I will do a statistical comparison and will report the analysis here shortly.

Please have a look on them and confirm whether they are fine.

Thanks

Here is the data for running the FP32 notebooks (with or without gradient accumulation):

**Without grad accum.:**

**With grad accum.:**

My intention was to run each notebook 10 times. But from the data, I can see that seed is indeed working perfectly. And there are only tiny variation from run to run within each method.

So the change in the error rate after applying those callbacks is ~25% on average, which cannot be explained by the noise of variation from run to run.

@jeremy

Kerem is going to make a PR request for gradient accumulation with the help of @sgugger . It seems from my analysis above that there is significant difference in the accuracy of doing gradient accumulation of 4 steps with bs=8 (i.e., effectively bs=32), compared to a normal run with bs=32. The difference in error rate is ~25%.

I’ve listed the notebooks used in my previous posts.

Just to be sure before doing the PR, do you think, there is something missing in these callbacks? Isn’t it that we should expect the same error rate in both cases?

Have you tried `fit`

or `fit_one_cycle`

. Maybe since learning rates will differ during the training, `fit_one_cycle`

might be causing this difference ? Will look closely.

I used the same lesson1 notebook without changes. You can have a look on the notebooks in the github links in my previous post.

Any factor (other than what we have introduced, i.e., gradient accumulation) if it has effect from run to run, it would show that variability inside the repetitions of the same group. But we can see from the chart that it is very nicely consistent if we check only the *without* grad accum. or check only the *with* grad. accum. group.
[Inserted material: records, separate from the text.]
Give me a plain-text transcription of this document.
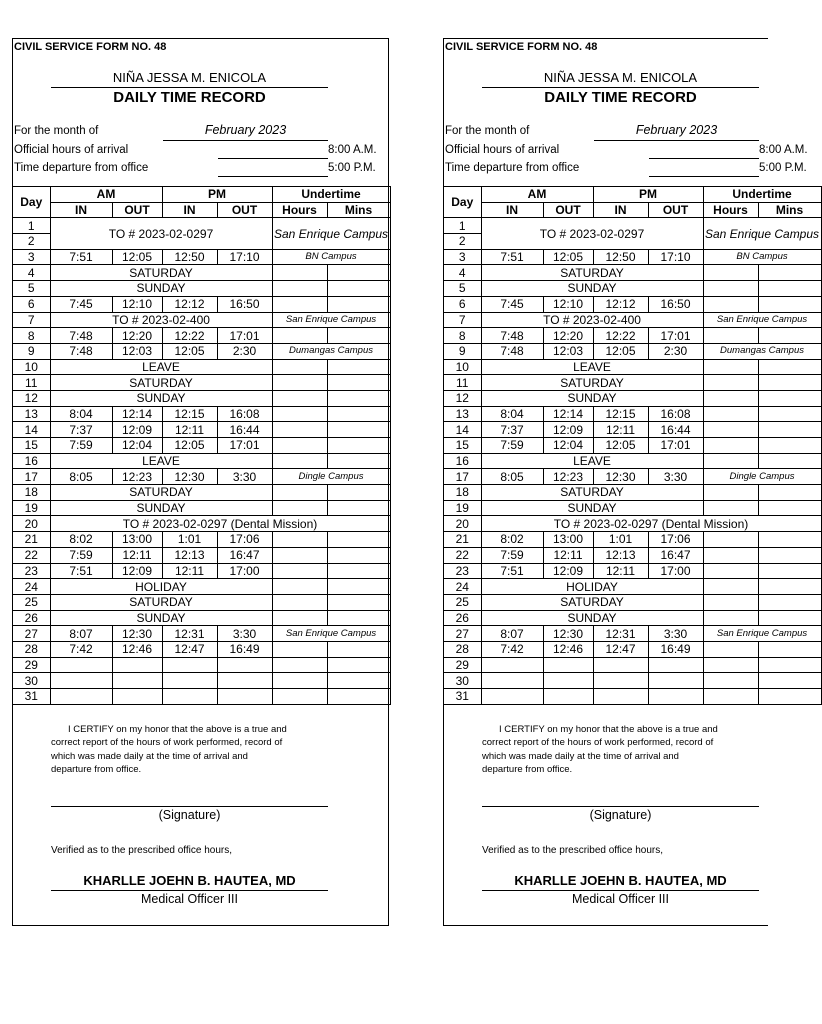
CIVIL SERVICE FORM NO. 48
NIÑA JESSA M. ENICOLA
DAILY TIME RECORD
For the month of	February 2023
Official hours of arrival	8:00 A.M.
Time departure from office	5:00 P.M.
Day	AM		PM		Undertime	
	IN	OUT	IN	OUT	Hours	Mins
1	TO # 2023-02-0297				San Enrique Campus	
2						
3	7:51	12:05	12:50	17:10	BN Campus	
4	SATURDAY					
5	SUNDAY					
6	7:45	12:10	12:12	16:50		
7	TO # 2023-02-400				San Enrique Campus	
8	7:48	12:20	12:22	17:01		
9	7:48	12:03	12:05	2:30	Dumangas Campus	
10	LEAVE					
11	SATURDAY					
12	SUNDAY					
13	8:04	12:14	12:15	16:08		
14	7:37	12:09	12:11	16:44		
15	7:59	12:04	12:05	17:01		
16	LEAVE					
17	8:05	12:23	12:30	3:30	Dingle Campus	
18	SATURDAY					
19	SUNDAY					
20	TO # 2023-02-0297 (Dental Mission)					
21	8:02	13:00	1:01	17:06		
22	7:59	12:11	12:13	16:47		
23	7:51	12:09	12:11	17:00		
24	HOLIDAY					
25	SATURDAY					
26	SUNDAY					
27	8:07	12:30	12:31	3:30	San Enrique Campus	
28	7:42	12:46	12:47	16:49		
29						
30						
31						

I CERTIFY on my honor that the above is a true and

correct report of the hours of work performed, record of

which was made daily at the time of arrival and

departure from office.

(Signature)
Verified as to the prescribed office hours,
KHARLLE JOEHN B. HAUTEA, MD
Medical Officer III
CIVIL SERVICE FORM NO. 48
NIÑA JESSA M. ENICOLA
DAILY TIME RECORD
For the month of	February 2023
Official hours of arrival	8:00 A.M.
Time departure from office	5:00 P.M.
Day	AM		PM		Undertime	
	IN	OUT	IN	OUT	Hours	Mins
1	TO # 2023-02-0297				San Enrique Campus	
2						
3	7:51	12:05	12:50	17:10	BN Campus	
4	SATURDAY					
5	SUNDAY					
6	7:45	12:10	12:12	16:50		
7	TO # 2023-02-400				San Enrique Campus	
8	7:48	12:20	12:22	17:01		
9	7:48	12:03	12:05	2:30	Dumangas Campus	
10	LEAVE					
11	SATURDAY					
12	SUNDAY					
13	8:04	12:14	12:15	16:08		
14	7:37	12:09	12:11	16:44		
15	7:59	12:04	12:05	17:01		
16	LEAVE					
17	8:05	12:23	12:30	3:30	Dingle Campus	
18	SATURDAY					
19	SUNDAY					
20	TO # 2023-02-0297 (Dental Mission)					
21	8:02	13:00	1:01	17:06		
22	7:59	12:11	12:13	16:47		
23	7:51	12:09	12:11	17:00		
24	HOLIDAY					
25	SATURDAY					
26	SUNDAY					
27	8:07	12:30	12:31	3:30	San Enrique Campus	
28	7:42	12:46	12:47	16:49		
29						
30						
31						

I CERTIFY on my honor that the above is a true and

correct report of the hours of work performed, record of

which was made daily at the time of arrival and

departure from office.

(Signature)
Verified as to the prescribed office hours,
KHARLLE JOEHN B. HAUTEA, MD
Medical Officer III
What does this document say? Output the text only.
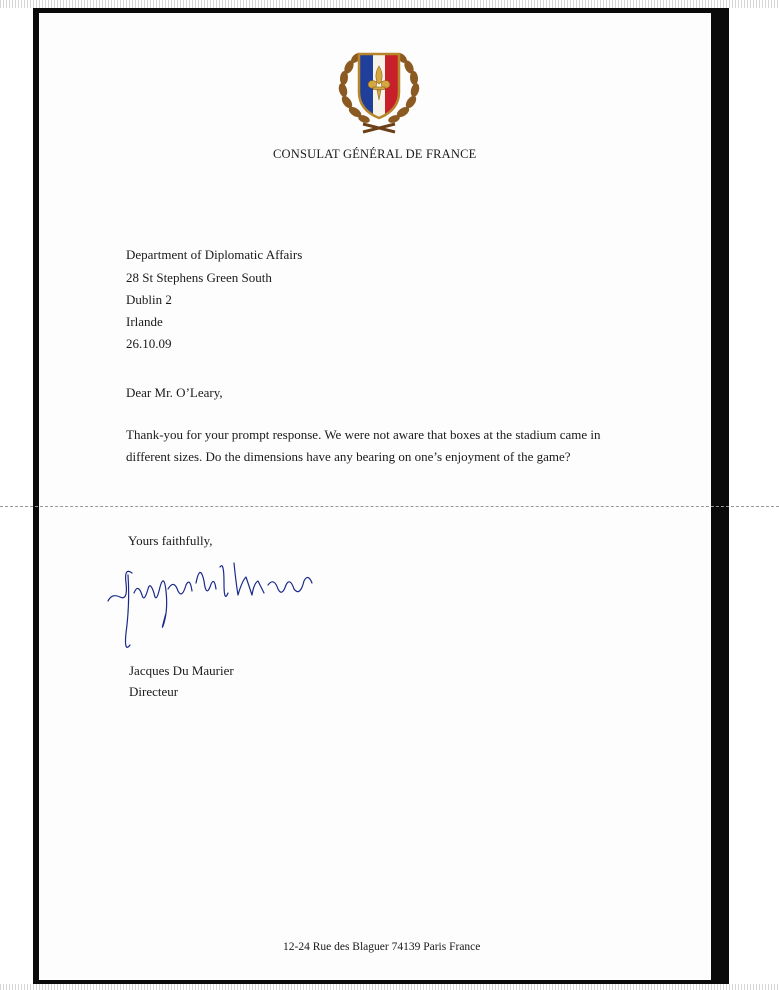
CONSULAT GÉNÉRAL DE FRANCE
Department of Diplomatic Affairs
28 St Stephens Green South
Dublin 2
Irlande
26.10.09
Dear Mr. O’Leary,
Thank-you for your prompt response. We were not aware that boxes at the stadium came in
different sizes. Do the dimensions have any bearing on one’s enjoyment of the game?
Yours faithfully,
Jacques Du Maurier
Directeur
12-24 Rue des Blaguer 74139 Paris France
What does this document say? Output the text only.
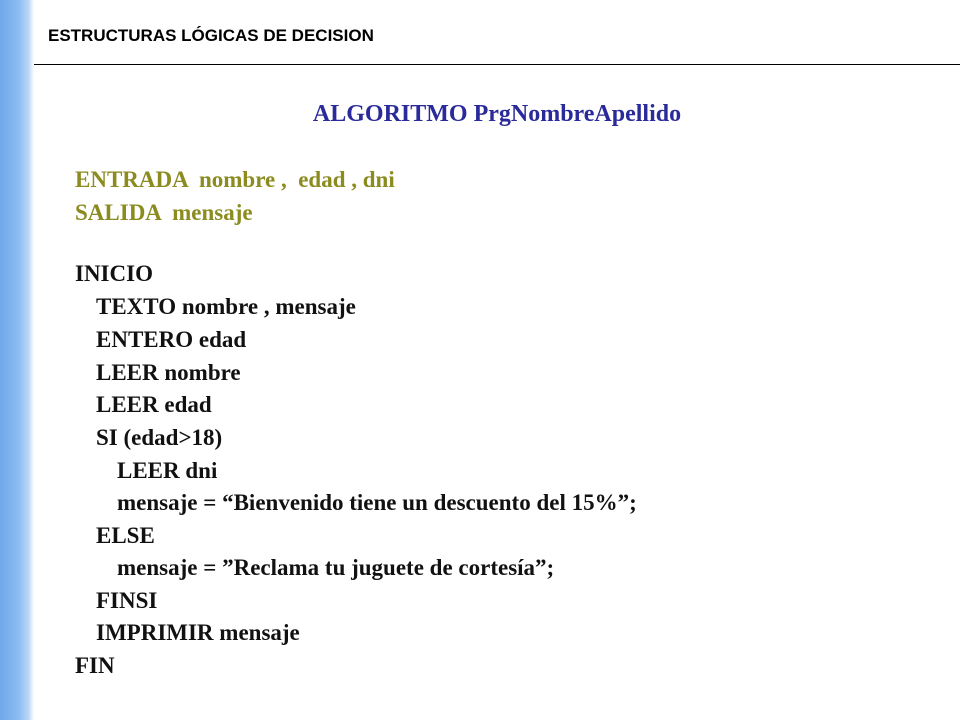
ESTRUCTURAS LÓGICAS DE DECISION
ALGORITMO PrgNombreApellido
ENTRADA  nombre ,  edad , dni
SALIDA  mensaje
INICIO
TEXTO nombre , mensaje
ENTERO edad
LEER nombre
LEER edad
SI (edad>18)
LEER dni
mensaje = “Bienvenido tiene un descuento del 15%”;
ELSE
mensaje = ”Reclama tu juguete de cortesía”;
FINSI
IMPRIMIR mensaje
FIN
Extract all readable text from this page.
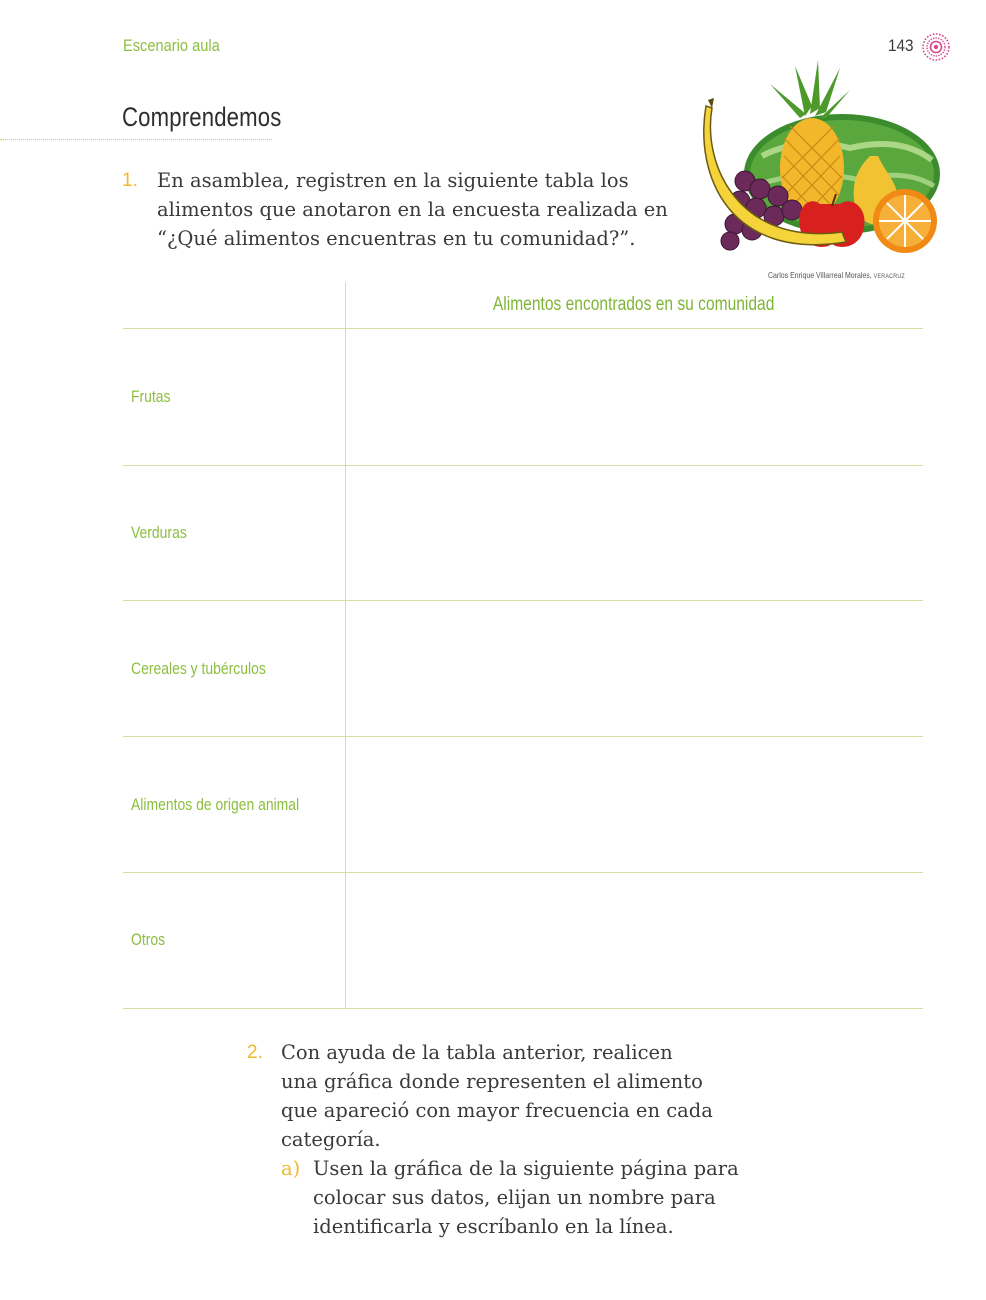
Escenario aula	143
Comprendemos
1. En asamblea, registren en la siguiente tabla los
alimentos que anotaron en la encuesta realizada en
“¿Qué alimentos encuentras en tu comunidad?”.
Carlos Enrique Villarreal Morales, VERACRUZ
Alimentos encontrados en su comunidad
Frutas
Verduras
Cereales y tubérculos
Alimentos de origen animal
Otros
2. Con ayuda de la tabla anterior, realicen
una gráfica donde representen el alimento
que apareció con mayor frecuencia en cada
categoría.
a) Usen la gráfica de la siguiente página para
colocar sus datos, elijan un nombre para
identificarla y escríbanlo en la línea.
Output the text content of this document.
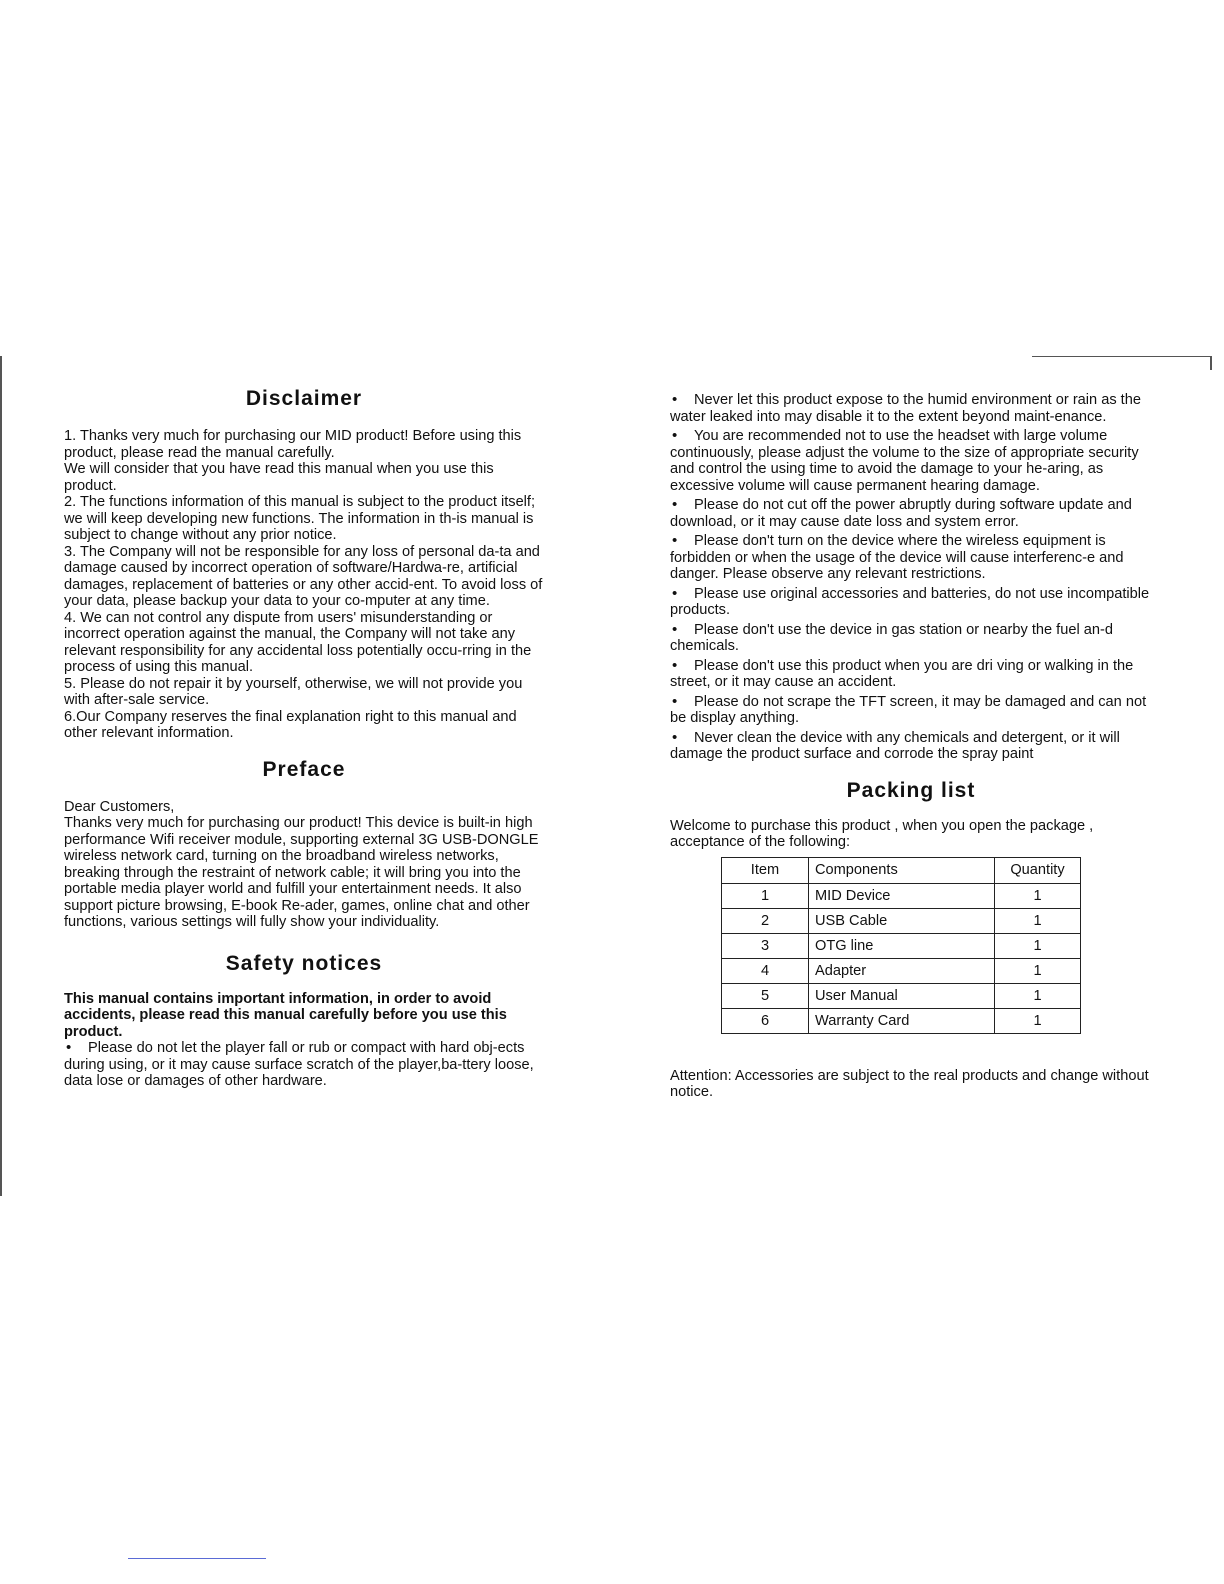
Disclaimer

1. Thanks very much for purchasing our MID product! Before using this product, please read the manual carefully.

We will consider that you have read this manual when you use this product.

2. The functions information of this manual is subject to the product itself; we will keep developing new functions. The information in th-is manual is subject to change without any prior notice.

3. The Company will not be responsible for any loss of personal da-ta and damage caused by incorrect operation of software/Hardwa-re, artificial damages, replacement of batteries or any other accid-ent. To avoid loss of your data, please backup your data to your co-mputer at any time.

4. We can not control any dispute from users' misunderstanding or incorrect operation against the manual, the Company will not take any relevant responsibility for any accidental loss potentially occu-rring in the process of using this manual.

5. Please do not repair it by yourself, otherwise, we will not provide you with after-sale service.

6.Our Company reserves the final explanation right to this manual and other relevant information.

Preface

Dear Customers,

Thanks very much for purchasing our product! This device is built-in high performance Wifi receiver module, supporting external 3G USB-DONGLE wireless network card, turning on the broadband wireless networks, breaking through the restraint of network cable; it will bring you into the portable media player world and fulfill your entertainment needs. It also support picture browsing, E-book Re-ader, games, online chat and other functions, various settings will fully show your individuality.

Safety notices

This manual contains important information, in order to avoid accidents, please read this manual carefully before you use this product.

• Please do not let the player fall or rub or compact with hard obj-ects during using, or it may cause surface scratch of the player,ba-ttery loose, data lose or damages of other hardware.

• Never let this product expose to the humid environment or rain as the water leaked into may disable it to the extent beyond maint-enance.

• You are recommended not to use the headset with large volume continuously, please adjust the volume to the size of appropriate security and control the using time to avoid the damage to your he-aring, as excessive volume will cause permanent hearing damage.

• Please do not cut off the power abruptly during software update and download, or it may cause date loss and system error.

• Please don't turn on the device where the wireless equipment is forbidden or when the usage of the device will cause interferenc-e and danger. Please observe any relevant restrictions.

• Please use original accessories and batteries, do not use incompatible products.

• Please don't use the device in gas station or nearby the fuel an-d chemicals.

• Please don't use this product when you are dri ving or walking in the street, or it may cause an accident.

• Please do not scrape the TFT screen, it may be damaged and can not be display anything.

• Never clean the device with any chemicals and detergent, or it will damage the product surface and corrode the spray paint

Packing list

Welcome to purchase this product , when you open the package , acceptance of the following:

Item	Components	Quantity
1	MID Device	1
2	USB Cable	1
3	OTG line	1
4	Adapter	1
5	User Manual	1
6	Warranty Card	1

Attention: Accessories are subject to the real products and change without notice.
I see, thanks for the experiments. I will conduct more analysis to see why same effective batch sizes might be giving different results. For example, at very extreme bs=2 n_step=16 bs=32 is far from the same performance of bs=32 without accumulation. Technically this shouldn’t be the case!

I am guessing this might be something to do with the optimizer.

Here is a Pytorch implementation of gradient accumulation:

The way I implemented using `reduction=sum`

+ `params.grad.div()_`

works on a Toy example and I am getting the exact same gradient weight updates, both with and without accumulation. The reason we are getting different results by using it as a callback might be a subtle thing which is not related to accumulation but more likely to optimizer.

Here is the toy notebook: https://github.com/KeremTurgutlu/whale/blob/master/Accumulating%20Grad.ipynb

I suspect something related to batch normalization. I think it differs for BN if it gets 2 images 16 times than getting 32 images. Maybe BN should be changed to something else like instance normalization or some other BN variant. But this is out of my territory. I hope Jeremy will chime in to help us out…

It seems BN is an issue here. If we would PR merge this callback as it is, but getting lower accuracy, I think that would not worth it. Maybe we can find how to remedy this BN issue. But it seems then we have to change the BN layers in the arch?

Most articles did not solve the BN issue when they showed how to do gradient accumulation, and they have not even mentioned it. I think that’s because they haven’t checked whether the accuracy they are getting are the same.